Ей хотелось плакать. Бедный, бедный Георгос...
– Но твоя мать любит тебя, – возразила она. – Правда.
Он медленно кивнул.
– Да, думаю, что так... сейчас. Я значительно вырос в ее глазах с тех пор, как женился на тебе. Но в мои детские годы ей явно было трудно смотреть на меня и не... вспоминать.
Смею сказать, я не слишком помогал делу, во всем пойдя по стопам отца. Я даже совершил смертный грех, полюбив секс не меньше, чем он. Это явилось последней каплей!

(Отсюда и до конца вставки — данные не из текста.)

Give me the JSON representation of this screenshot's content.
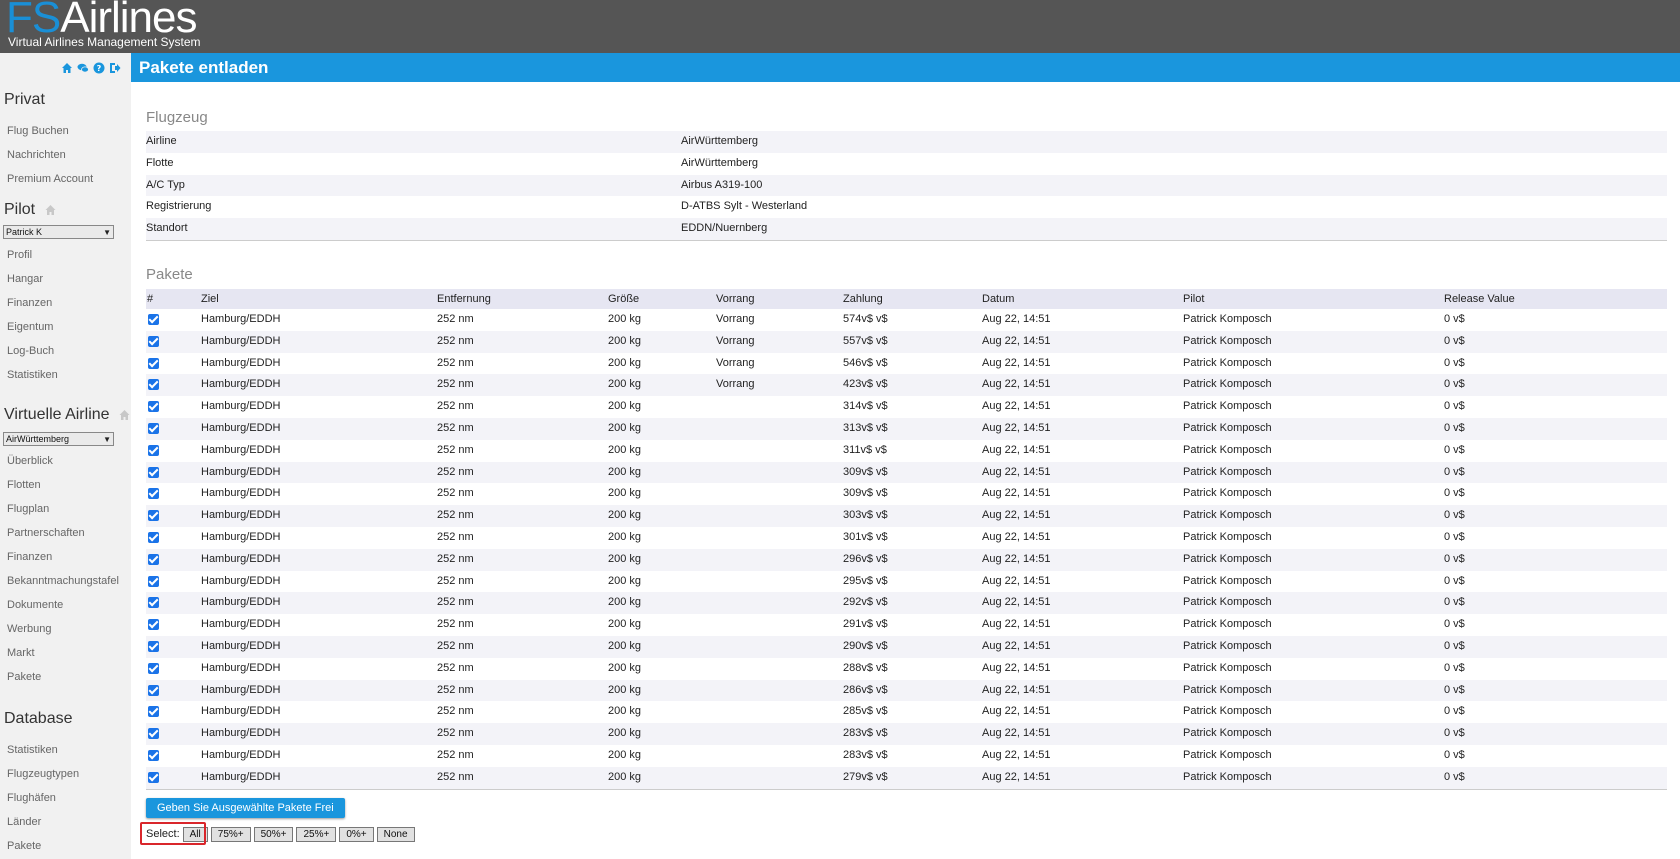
{
  "header": {
    "logo_fs": "FS",
    "logo_air": "Airlines",
    "logo_sub": "Virtual Airlines Management System"
  },
  "sidebar": {
    "icons": [
      "home-icon",
      "chat-icon",
      "help-icon",
      "logout-icon"
    ],
    "privat": {
      "title": "Privat",
      "items": [
        "Flug Buchen",
        "Nachrichten",
        "Premium Account"
      ]
    },
    "pilot": {
      "title": "Pilot",
      "selected": "Patrick K",
      "items": [
        "Profil",
        "Hangar",
        "Finanzen",
        "Eigentum",
        "Log-Buch",
        "Statistiken"
      ]
    },
    "airline": {
      "title": "Virtuelle Airline",
      "selected": "AirWürttemberg",
      "items": [
        "Überblick",
        "Flotten",
        "Flugplan",
        "Partnerschaften",
        "Finanzen",
        "Bekanntmachungstafel",
        "Dokumente",
        "Werbung",
        "Markt",
        "Pakete"
      ]
    },
    "database": {
      "title": "Database",
      "items": [
        "Statistiken",
        "Flugzeugtypen",
        "Flughäfen",
        "Länder",
        "Pakete"
      ]
    }
  },
  "page": {
    "title": "Pakete entladen"
  },
  "aircraft": {
    "title": "Flugzeug",
    "rows": [
      {
        "label": "Airline",
        "value": "AirWürttemberg"
      },
      {
        "label": "Flotte",
        "value": "AirWürttemberg"
      },
      {
        "label": "A/C Typ",
        "value": "Airbus A319-100"
      },
      {
        "label": "Registrierung",
        "value": "D-ATBS Sylt - Westerland"
      },
      {
        "label": "Standort",
        "value": "EDDN/Nuernberg"
      }
    ]
  },
  "packages": {
    "title": "Pakete",
    "columns": [
      "#",
      "Ziel",
      "Entfernung",
      "Größe",
      "Vorrang",
      "Zahlung",
      "Datum",
      "Pilot",
      "Release Value"
    ],
    "rows": [
      {
        "ziel": "Hamburg/EDDH",
        "entfernung": "252 nm",
        "groesse": "200 kg",
        "vorrang": "Vorrang",
        "zahlung": "574v$ v$",
        "datum": "Aug 22, 14:51",
        "pilot": "Patrick Komposch",
        "release": "0 v$"
      },
      {
        "ziel": "Hamburg/EDDH",
        "entfernung": "252 nm",
        "groesse": "200 kg",
        "vorrang": "Vorrang",
        "zahlung": "557v$ v$",
        "datum": "Aug 22, 14:51",
        "pilot": "Patrick Komposch",
        "release": "0 v$"
      },
      {
        "ziel": "Hamburg/EDDH",
        "entfernung": "252 nm",
        "groesse": "200 kg",
        "vorrang": "Vorrang",
        "zahlung": "546v$ v$",
        "datum": "Aug 22, 14:51",
        "pilot": "Patrick Komposch",
        "release": "0 v$"
      },
      {
        "ziel": "Hamburg/EDDH",
        "entfernung": "252 nm",
        "groesse": "200 kg",
        "vorrang": "Vorrang",
        "zahlung": "423v$ v$",
        "datum": "Aug 22, 14:51",
        "pilot": "Patrick Komposch",
        "release": "0 v$"
      },
      {
        "ziel": "Hamburg/EDDH",
        "entfernung": "252 nm",
        "groesse": "200 kg",
        "vorrang": "",
        "zahlung": "314v$ v$",
        "datum": "Aug 22, 14:51",
        "pilot": "Patrick Komposch",
        "release": "0 v$"
      },
      {
        "ziel": "Hamburg/EDDH",
        "entfernung": "252 nm",
        "groesse": "200 kg",
        "vorrang": "",
        "zahlung": "313v$ v$",
        "datum": "Aug 22, 14:51",
        "pilot": "Patrick Komposch",
        "release": "0 v$"
      },
      {
        "ziel": "Hamburg/EDDH",
        "entfernung": "252 nm",
        "groesse": "200 kg",
        "vorrang": "",
        "zahlung": "311v$ v$",
        "datum": "Aug 22, 14:51",
        "pilot": "Patrick Komposch",
        "release": "0 v$"
      },
      {
        "ziel": "Hamburg/EDDH",
        "entfernung": "252 nm",
        "groesse": "200 kg",
        "vorrang": "",
        "zahlung": "309v$ v$",
        "datum": "Aug 22, 14:51",
        "pilot": "Patrick Komposch",
        "release": "0 v$"
      },
      {
        "ziel": "Hamburg/EDDH",
        "entfernung": "252 nm",
        "groesse": "200 kg",
        "vorrang": "",
        "zahlung": "309v$ v$",
        "datum": "Aug 22, 14:51",
        "pilot": "Patrick Komposch",
        "release": "0 v$"
      },
      {
        "ziel": "Hamburg/EDDH",
        "entfernung": "252 nm",
        "groesse": "200 kg",
        "vorrang": "",
        "zahlung": "303v$ v$",
        "datum": "Aug 22, 14:51",
        "pilot": "Patrick Komposch",
        "release": "0 v$"
      },
      {
        "ziel": "Hamburg/EDDH",
        "entfernung": "252 nm",
        "groesse": "200 kg",
        "vorrang": "",
        "zahlung": "301v$ v$",
        "datum": "Aug 22, 14:51",
        "pilot": "Patrick Komposch",
        "release": "0 v$"
      },
      {
        "ziel": "Hamburg/EDDH",
        "entfernung": "252 nm",
        "groesse": "200 kg",
        "vorrang": "",
        "zahlung": "296v$ v$",
        "datum": "Aug 22, 14:51",
        "pilot": "Patrick Komposch",
        "release": "0 v$"
      },
      {
        "ziel": "Hamburg/EDDH",
        "entfernung": "252 nm",
        "groesse": "200 kg",
        "vorrang": "",
        "zahlung": "295v$ v$",
        "datum": "Aug 22, 14:51",
        "pilot": "Patrick Komposch",
        "release": "0 v$"
      },
      {
        "ziel": "Hamburg/EDDH",
        "entfernung": "252 nm",
        "groesse": "200 kg",
        "vorrang": "",
        "zahlung": "292v$ v$",
        "datum": "Aug 22, 14:51",
        "pilot": "Patrick Komposch",
        "release": "0 v$"
      },
      {
        "ziel": "Hamburg/EDDH",
        "entfernung": "252 nm",
        "groesse": "200 kg",
        "vorrang": "",
        "zahlung": "291v$ v$",
        "datum": "Aug 22, 14:51",
        "pilot": "Patrick Komposch",
        "release": "0 v$"
      },
      {
        "ziel": "Hamburg/EDDH",
        "entfernung": "252 nm",
        "groesse": "200 kg",
        "vorrang": "",
        "zahlung": "290v$ v$",
        "datum": "Aug 22, 14:51",
        "pilot": "Patrick Komposch",
        "release": "0 v$"
      },
      {
        "ziel": "Hamburg/EDDH",
        "entfernung": "252 nm",
        "groesse": "200 kg",
        "vorrang": "",
        "zahlung": "288v$ v$",
        "datum": "Aug 22, 14:51",
        "pilot": "Patrick Komposch",
        "release": "0 v$"
      },
      {
        "ziel": "Hamburg/EDDH",
        "entfernung": "252 nm",
        "groesse": "200 kg",
        "vorrang": "",
        "zahlung": "286v$ v$",
        "datum": "Aug 22, 14:51",
        "pilot": "Patrick Komposch",
        "release": "0 v$"
      },
      {
        "ziel": "Hamburg/EDDH",
        "entfernung": "252 nm",
        "groesse": "200 kg",
        "vorrang": "",
        "zahlung": "285v$ v$",
        "datum": "Aug 22, 14:51",
        "pilot": "Patrick Komposch",
        "release": "0 v$"
      },
      {
        "ziel": "Hamburg/EDDH",
        "entfernung": "252 nm",
        "groesse": "200 kg",
        "vorrang": "",
        "zahlung": "283v$ v$",
        "datum": "Aug 22, 14:51",
        "pilot": "Patrick Komposch",
        "release": "0 v$"
      },
      {
        "ziel": "Hamburg/EDDH",
        "entfernung": "252 nm",
        "groesse": "200 kg",
        "vorrang": "",
        "zahlung": "283v$ v$",
        "datum": "Aug 22, 14:51",
        "pilot": "Patrick Komposch",
        "release": "0 v$"
      },
      {
        "ziel": "Hamburg/EDDH",
        "entfernung": "252 nm",
        "groesse": "200 kg",
        "vorrang": "",
        "zahlung": "279v$ v$",
        "datum": "Aug 22, 14:51",
        "pilot": "Patrick Komposch",
        "release": "0 v$"
      }
    ],
    "release_button": "Geben Sie Ausgewählte Pakete Frei",
    "select_label": "Select:",
    "select_options": [
      "All",
      "75%+",
      "50%+",
      "25%+",
      "0%+",
      "None"
    ]
  },
  "colors": {
    "header_bg": "#555555",
    "accent": "#1a96dd",
    "sidebar_bg": "#f1f1f1",
    "highlight": "#d9262b"
  }
}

И только когда я стал взрослым мужчиной и отец мне все объяснил, я перестал винить мать за ее отношение ко мне. Но я винил ее за другое: она вынудила своего мужа повсюду искать то, что он мог получать дома. Признаю, он не был святым. Он, конечно, делал ошибки, не самой малой из которых стало его обращение с Леонндасом. Как человек старой закалки, он не понимал его чувствительного и немного женственного характера, нещадно им командовал и помыкал, думая, что делает из мальчика мужчину.
Георгос покачал головой.
– Должен признаться, что Леонидас разочаровал и меня. Сколько раз мне приходилось вступаться за него в школе! Отец не мог понять, почему Леонидас не давал сдачи, почему с синяками под глазом вечно ходил я, а не мой старший брат. Когда Леонидас захотел учиться балету, отец отдал его в школу бокса. Когда он решил заняться живописью, его стали пичкать уроками ведения бизнеса.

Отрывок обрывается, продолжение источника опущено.